SAN MATEO (05/15/2000) - Slowly but surely, brick-and-mortar companies are realizing that they may have less to fear than they thought from upstart start-ups and are beginning to take action. The latest indicator of this is that these brick-and-mortar companies are moving in on the online exchange market, realizing that because they hold the knowledge of their industry sectors, and the purse strings, they also hold the power.
For a long time the perceived wisdom was that the brick-and-mortar set would react too slowly to survive the e-business boom. However, the bottom line is that brick-and-mortar companies do not need to move as fast as pure-play Internet companies do.
Whereas the dot-coms need to prove to their venture capitalists and the stock market that they have come up with the Next Big Idea, brick-and-mortar companies have the luxury of being able to wait and see if the dot-coms are right before acting themselves; they can pick and choose which of the industry trends they feel will be successful and continue to rely on their existing revenue streams in the meantime.

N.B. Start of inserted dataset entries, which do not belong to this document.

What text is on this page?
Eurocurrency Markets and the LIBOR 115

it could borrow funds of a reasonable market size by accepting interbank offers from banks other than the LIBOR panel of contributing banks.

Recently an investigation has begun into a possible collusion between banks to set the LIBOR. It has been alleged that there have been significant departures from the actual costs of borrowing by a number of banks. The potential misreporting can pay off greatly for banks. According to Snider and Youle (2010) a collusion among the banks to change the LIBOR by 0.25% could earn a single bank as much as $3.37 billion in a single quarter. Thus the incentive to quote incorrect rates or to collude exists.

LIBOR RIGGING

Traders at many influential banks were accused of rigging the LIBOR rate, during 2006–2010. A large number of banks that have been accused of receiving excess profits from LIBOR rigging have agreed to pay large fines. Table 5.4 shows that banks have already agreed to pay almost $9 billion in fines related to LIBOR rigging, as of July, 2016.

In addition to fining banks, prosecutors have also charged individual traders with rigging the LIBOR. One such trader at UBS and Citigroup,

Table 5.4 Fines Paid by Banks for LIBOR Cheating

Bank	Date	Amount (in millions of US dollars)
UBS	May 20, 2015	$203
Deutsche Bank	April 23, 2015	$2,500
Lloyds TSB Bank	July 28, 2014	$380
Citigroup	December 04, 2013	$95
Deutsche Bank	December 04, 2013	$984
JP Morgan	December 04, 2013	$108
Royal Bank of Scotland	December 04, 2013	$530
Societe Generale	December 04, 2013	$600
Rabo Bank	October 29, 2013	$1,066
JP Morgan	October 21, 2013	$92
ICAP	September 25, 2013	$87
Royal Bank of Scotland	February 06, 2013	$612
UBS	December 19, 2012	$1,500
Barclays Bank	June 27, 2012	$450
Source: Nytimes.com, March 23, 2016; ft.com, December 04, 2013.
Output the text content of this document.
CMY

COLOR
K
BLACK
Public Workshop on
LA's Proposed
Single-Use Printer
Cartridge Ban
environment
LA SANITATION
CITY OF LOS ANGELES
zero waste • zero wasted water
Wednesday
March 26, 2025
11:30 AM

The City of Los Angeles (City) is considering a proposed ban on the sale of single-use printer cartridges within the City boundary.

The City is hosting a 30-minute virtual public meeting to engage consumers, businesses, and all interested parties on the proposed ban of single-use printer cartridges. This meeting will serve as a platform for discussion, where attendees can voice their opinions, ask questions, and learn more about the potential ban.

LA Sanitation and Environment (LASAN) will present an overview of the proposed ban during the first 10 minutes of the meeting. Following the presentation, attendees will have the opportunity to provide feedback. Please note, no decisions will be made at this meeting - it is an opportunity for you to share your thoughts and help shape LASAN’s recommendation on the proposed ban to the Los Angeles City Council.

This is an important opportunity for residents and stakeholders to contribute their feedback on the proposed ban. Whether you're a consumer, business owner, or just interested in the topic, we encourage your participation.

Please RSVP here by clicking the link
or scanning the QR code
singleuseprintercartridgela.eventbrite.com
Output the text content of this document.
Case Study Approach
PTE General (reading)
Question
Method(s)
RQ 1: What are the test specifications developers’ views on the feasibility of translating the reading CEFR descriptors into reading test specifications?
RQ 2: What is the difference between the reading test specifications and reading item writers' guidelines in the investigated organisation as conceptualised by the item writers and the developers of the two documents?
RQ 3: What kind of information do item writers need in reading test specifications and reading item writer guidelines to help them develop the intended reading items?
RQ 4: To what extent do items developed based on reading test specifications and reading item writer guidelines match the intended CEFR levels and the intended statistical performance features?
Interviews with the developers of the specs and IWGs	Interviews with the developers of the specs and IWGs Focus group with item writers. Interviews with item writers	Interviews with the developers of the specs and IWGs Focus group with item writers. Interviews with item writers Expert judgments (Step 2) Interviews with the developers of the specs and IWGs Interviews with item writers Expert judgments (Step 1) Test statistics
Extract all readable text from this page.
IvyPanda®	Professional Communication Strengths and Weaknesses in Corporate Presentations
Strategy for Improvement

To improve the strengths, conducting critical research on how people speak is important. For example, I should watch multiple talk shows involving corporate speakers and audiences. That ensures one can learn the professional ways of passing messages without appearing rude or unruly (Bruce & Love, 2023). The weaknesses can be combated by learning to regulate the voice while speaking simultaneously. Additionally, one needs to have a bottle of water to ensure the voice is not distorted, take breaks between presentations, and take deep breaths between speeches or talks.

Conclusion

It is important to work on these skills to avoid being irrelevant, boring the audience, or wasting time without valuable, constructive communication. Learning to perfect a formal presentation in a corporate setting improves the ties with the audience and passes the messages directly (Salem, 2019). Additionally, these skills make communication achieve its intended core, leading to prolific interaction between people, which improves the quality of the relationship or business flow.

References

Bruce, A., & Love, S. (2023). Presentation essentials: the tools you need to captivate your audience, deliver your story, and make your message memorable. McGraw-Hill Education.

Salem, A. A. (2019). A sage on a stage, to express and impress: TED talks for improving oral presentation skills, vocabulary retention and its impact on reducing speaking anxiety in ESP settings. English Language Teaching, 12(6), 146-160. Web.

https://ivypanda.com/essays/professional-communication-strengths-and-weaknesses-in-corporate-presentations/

This was shown a few weeks ago as grocery stores took advantage of a depressed stock market to buy in to -- or buy up -- their online rivals, and it is being shown now as they target exchanges.
For the dot-com exchanges, the task is clear even if it is not easy. To use the current jargon, they must achieve critical mass before the companies they serve make them redundant.
Not only must dot-com exchanges build up the number of their customers, but they must also ensure that those customers' supply chains are so inextricably tied into the dot-com exchanges that they cannot free themselves.
And they must do this before their customers realize that they can do without them and go it alone.
Will independent exchanges become obsolete before they even get off the ground?